Regulación de prepagas: nuevos planes de salud restringidos ¿De qué se trata?

La medida, firmada por Gabriel Oriolo, establece que solo los médicos de cartilla podrán prescribir tratamientos en planes cerrados, buscando garantizar la sostenibilidad del sistema y dar más control a las prepagas.

Por redacción

Lunes 28 de octubre del 2024 a las 2:40 pm

 

En un paso significativo en la regulación de la salud privada, el Gobierno autorizó a las prepagas a restringir las coberturas de los afiliados a planes médicos cerrados. Esta decisión se formalizó a través de la Resolución 3934/24, firmada por Gabriel Oriolo, superintendente de Servicios de Salud, y establece que solo los profesionales incluidos en la cartilla de cada plan estarán habilitados para prescribir medicamentos y tratamientos.

 

La medida busca, según lo expuesto, "garantizar la sostenibilidad del sistema". Se definen dos categorías de planes de salud: abiertos y cerrados. En los primeros, los afiliados gozan de la libertad de elegir entre médicos de la cartilla y prestadores externos. En contraste, los planes cerrados limitan la atención a los médicos y centros listados, quienes son responsables de cualquier práctica médica y prescripción.

 

Este nuevo marco regulatorio está destinado a dotar de un control más riguroso sobre las prescripciones, en particular acerca de aquellas de alto costo, que han planteado inquietudes para las prepagas y obras sociales en tiempo reciente. Con la implementación de esta disposición, los planes ofrecidos por las entidades de salud deberán incluir, obligatoriamente, la cartilla de prestadores detallando los centros y profesionales autorizados a brindar atención.

 

Desde este martes, todos los afiliados que pertenecen a planes cerrados deberán recibir atención única y exclusivamente de los prestadores designados en su cartilla, o bien optar por los planes abiertos, que normalmente son más elevados en costo. Esta elección de planes proporciona a los beneficiarios la flexibilidad de acceder a servicios tanto de médicos en cartilla como de prestadores externos, pero a un precio superior.

 

La normativa exigirá que cada cartilla de prestadores sea presentada ante la Superintendencia de Servicios de Salud, identificando claramente el tipo de plan para asegurar su efectividad y transparencia. También se subraya la importancia de una actualización continua en los procesos de gestión, asegurando que los recursos sean distribuidos de manera eficiente, evitando así desvíos en los servicios brindados.

 

Por último, esta resolución determina que toda solicitud de cobertura, subsidio o reintegro presentada, ya sea de manera administrativa o judicial, debe hacerse bajo los criterios establecidos, lo que significa que las instituciones no estarán obligadas a admitir recetas de profesionales ajenos a la red autorizada.
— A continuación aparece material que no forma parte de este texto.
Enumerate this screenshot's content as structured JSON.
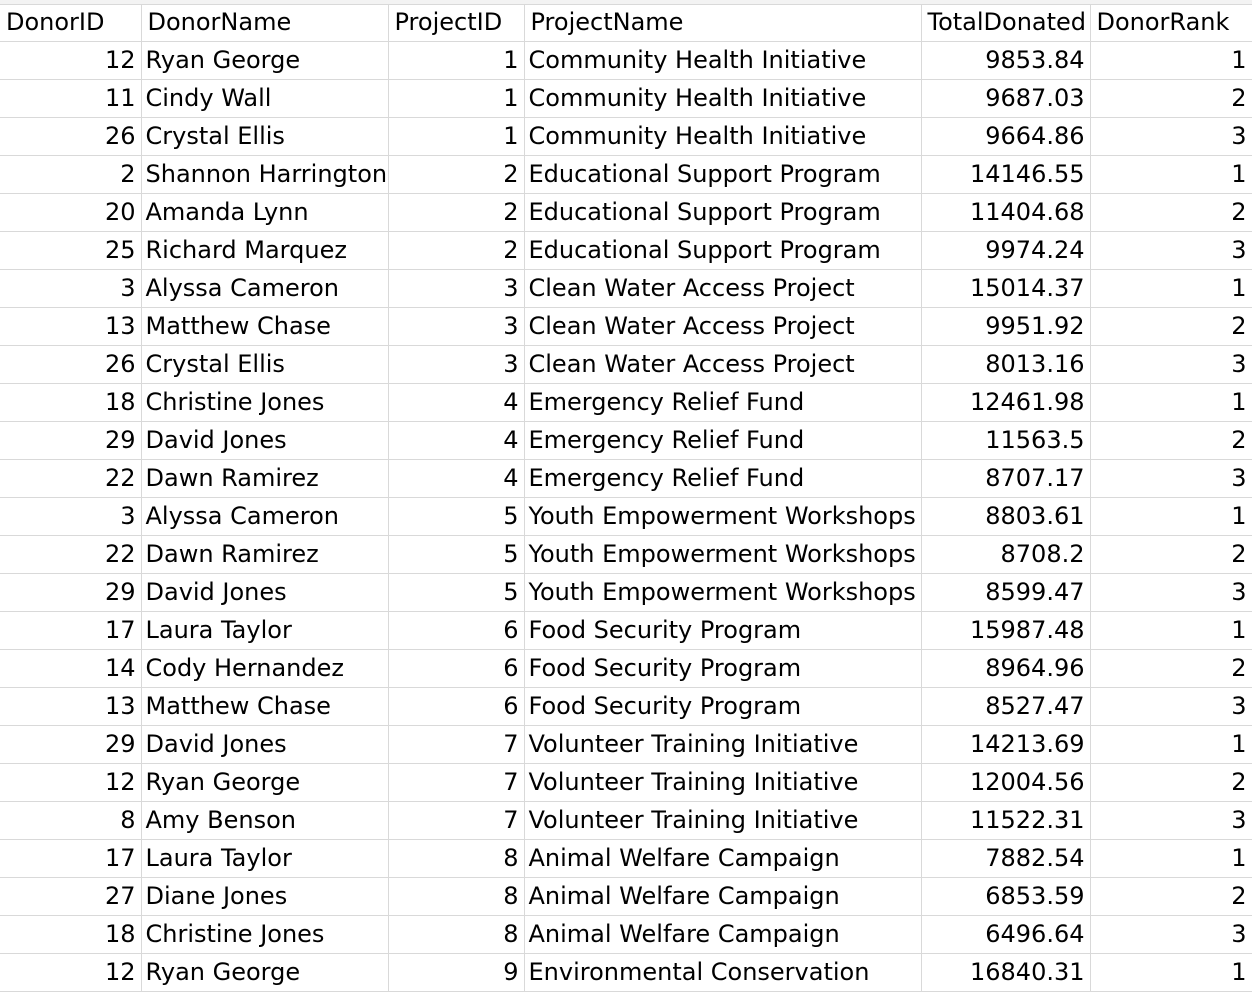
{
  "columns": [
    "DonorID",
    "DonorName",
    "ProjectID",
    "ProjectName",
    "TotalDonated",
    "DonorRank"
  ],
  "rows": [
    [
      "12",
      "Ryan George",
      "1",
      "Community Health Initiative",
      "9853.84",
      "1"
    ],
    [
      "11",
      "Cindy Wall",
      "1",
      "Community Health Initiative",
      "9687.03",
      "2"
    ],
    [
      "26",
      "Crystal Ellis",
      "1",
      "Community Health Initiative",
      "9664.86",
      "3"
    ],
    [
      "2",
      "Shannon Harrington",
      "2",
      "Educational Support Program",
      "14146.55",
      "1"
    ],
    [
      "20",
      "Amanda Lynn",
      "2",
      "Educational Support Program",
      "11404.68",
      "2"
    ],
    [
      "25",
      "Richard Marquez",
      "2",
      "Educational Support Program",
      "9974.24",
      "3"
    ],
    [
      "3",
      "Alyssa Cameron",
      "3",
      "Clean Water Access Project",
      "15014.37",
      "1"
    ],
    [
      "13",
      "Matthew Chase",
      "3",
      "Clean Water Access Project",
      "9951.92",
      "2"
    ],
    [
      "26",
      "Crystal Ellis",
      "3",
      "Clean Water Access Project",
      "8013.16",
      "3"
    ],
    [
      "18",
      "Christine Jones",
      "4",
      "Emergency Relief Fund",
      "12461.98",
      "1"
    ],
    [
      "29",
      "David Jones",
      "4",
      "Emergency Relief Fund",
      "11563.5",
      "2"
    ],
    [
      "22",
      "Dawn Ramirez",
      "4",
      "Emergency Relief Fund",
      "8707.17",
      "3"
    ],
    [
      "3",
      "Alyssa Cameron",
      "5",
      "Youth Empowerment Workshops",
      "8803.61",
      "1"
    ],
    [
      "22",
      "Dawn Ramirez",
      "5",
      "Youth Empowerment Workshops",
      "8708.2",
      "2"
    ],
    [
      "29",
      "David Jones",
      "5",
      "Youth Empowerment Workshops",
      "8599.47",
      "3"
    ],
    [
      "17",
      "Laura Taylor",
      "6",
      "Food Security Program",
      "15987.48",
      "1"
    ],
    [
      "14",
      "Cody Hernandez",
      "6",
      "Food Security Program",
      "8964.96",
      "2"
    ],
    [
      "13",
      "Matthew Chase",
      "6",
      "Food Security Program",
      "8527.47",
      "3"
    ],
    [
      "29",
      "David Jones",
      "7",
      "Volunteer Training Initiative",
      "14213.69",
      "1"
    ],
    [
      "12",
      "Ryan George",
      "7",
      "Volunteer Training Initiative",
      "12004.56",
      "2"
    ],
    [
      "8",
      "Amy Benson",
      "7",
      "Volunteer Training Initiative",
      "11522.31",
      "3"
    ],
    [
      "17",
      "Laura Taylor",
      "8",
      "Animal Welfare Campaign",
      "7882.54",
      "1"
    ],
    [
      "27",
      "Diane Jones",
      "8",
      "Animal Welfare Campaign",
      "6853.59",
      "2"
    ],
    [
      "18",
      "Christine Jones",
      "8",
      "Animal Welfare Campaign",
      "6496.64",
      "3"
    ],
    [
      "12",
      "Ryan George",
      "9",
      "Environmental Conservation",
      "16840.31",
      "1"
    ]
  ]
}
Los afiliados serán informados de manera clara sobre el tipo de plan que están eligiendo y las especificaciones de su cobertura.

 

Las reacciones ante esta medida han sido diversas. Mientras que algunos sectores consideran que es un paso hacia la regulación eficiente del sistema de salud, otros advierten que podría limitar el acceso a tratamientos necesarios. Organizaciones de consumidores han expresado su preocupación, solicitando mayor claridad y protección para los afiliados en el nuevo esquema.